The Onega Peninsula is located in Arkhangelsk Oblast, Russia. It protrudes into the White Sea, with Onega Bay to the south-west, and Dvina Bay to the north-east. The length of the peninsula is about 150 km, and the width varies between 60 km and 75 km.

==Geography==
The coastal area of the peninsula is populated. The villages (counterclockwise) of Nyonoksa, Syuzma, Krasnaya Gora, Pertominsk, Unsky, Yarenga, Lopshenga, Letny Navolok, Letnyaya Zolotitsa, Pushlakhta, Lyamtsa, Purnema, and Nizhmozero are all located at or near the coast. The north-eastern coast of the peninsula is crossed by the Una Bay, a gulf in the Dvina Bay, which is about 20 km long. The villages of Una and Luda are located at the inner coast of the Una Bay. The interior of the peninsula (north-west of the line connecting Luda and Purnema) is a wilderness without any permanent population. There is some logging at Verkhneozersk, south-east of Luda. The interior of the peninsula is hilly, and there are many lakes, the biggest of which are Lake Myandozero, Lake Vezhmozero (both lakes drain to the Vezhma River - a tributary of the Una Bay), Lake Lyamitskoye (which drains to the Lyamtsa River, flowing west), and Lake Bolshoye Vygozero (which drains into the Zolotitsa River, also flowing west).

==Administration==
Administratively, the peninsula is shared between Onezhsky and Primorsky Districts and the city of Severodvinsk of Arkhangelsk Oblast. On 17 December 1940 Belomorsky District was established on the peninsula, on the areas which previously were parts of Primorsky and Onezhsky Districts. The administrative center of the district became the selo of Pertominsk. On 30 September 1958 Belomorsky District was abolished, and the area of the district was shared between Primorsky and Onezhsky Districts.

==History and religion==
The peninsula was settled by Novgorodians not later than the 13th century. The Pomors, living at the coast, are the descendants of the Novgorodians. Most of the villages on the coast of the peninsula have a historical significance. The ensemble of the Purnema Pogost, consisting of St. Nicholas' Church (1618) and the Nativity Church (1860), and the Zaostrovsky Pogost in the village of Nyonoksa, consisting of the Church of the Presentation of Jesus in the Temple (1683-1688) and the St. Michael Church (1776-1785), are protected at the federal level as a monument of architecture.

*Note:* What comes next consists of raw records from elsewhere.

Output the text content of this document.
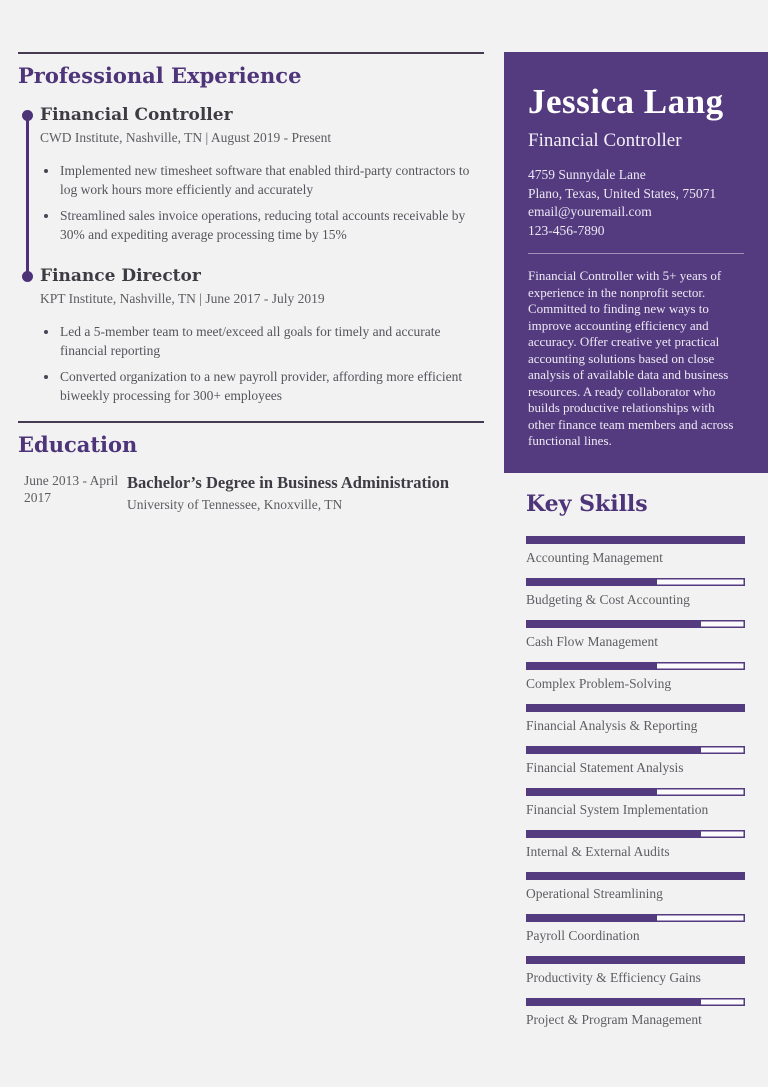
Professional Experience
Financial Controller
CWD Institute, Nashville, TN | August 2019 - Present
Implemented new timesheet software that enabled third-party contractors to log work hours more efficiently and accurately
Streamlined sales invoice operations, reducing total accounts receivable by 30% and expediting average processing time by 15%
Finance Director
KPT Institute, Nashville, TN | June 2017 - July 2019
Led a 5-member team to meet/exceed all goals for timely and accurate financial reporting
Converted organization to a new payroll provider, affording more efficient biweekly processing for 300+ employees
Education
June 2013 - April 2017
Bachelor’s Degree in Business Administration
University of Tennessee, Knoxville, TN
Jessica Lang
Financial Controller
4759 Sunnydale Lane
Plano, Texas, United States, 75071
email@youremail.com
123-456-7890
Financial Controller with 5+ years of experience in the nonprofit sector. Committed to finding new ways to improve accounting efficiency and accuracy. Offer creative yet practical accounting solutions based on close analysis of available data and business resources. A ready collaborator who builds productive relationships with other finance team members and across functional lines.
Key Skills
Accounting Management
Budgeting & Cost Accounting
Cash Flow Management
Complex Problem-Solving
Financial Analysis & Reporting
Financial Statement Analysis
Financial System Implementation
Internal & External Audits
Operational Streamlining
Payroll Coordination
Productivity & Efficiency Gains
Project & Program Management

The village of Lopshenga was featured in the works of Yury Kazakov, a Russian short story writer who traveled extensively in the Russian North. The name of one of the Kazakov's books of short stories is Poedemte v Lopshengu — Let us go to Lopshenga.

==Economy and transportation==
The economy of the peninsula is based on the timber production and fishery. The village of Luda is connected by an all-season road to Severodvinsk and Onega. There is a boat ferry across the Una Bay. Other villages at the coast have infrequent air and sea connections to Onega and Arkhangelsk.

A national park, Onezhskoye Pomorye National Park, was opened on the coast of the Onega Peninsula in 2013 to protect pristine forests.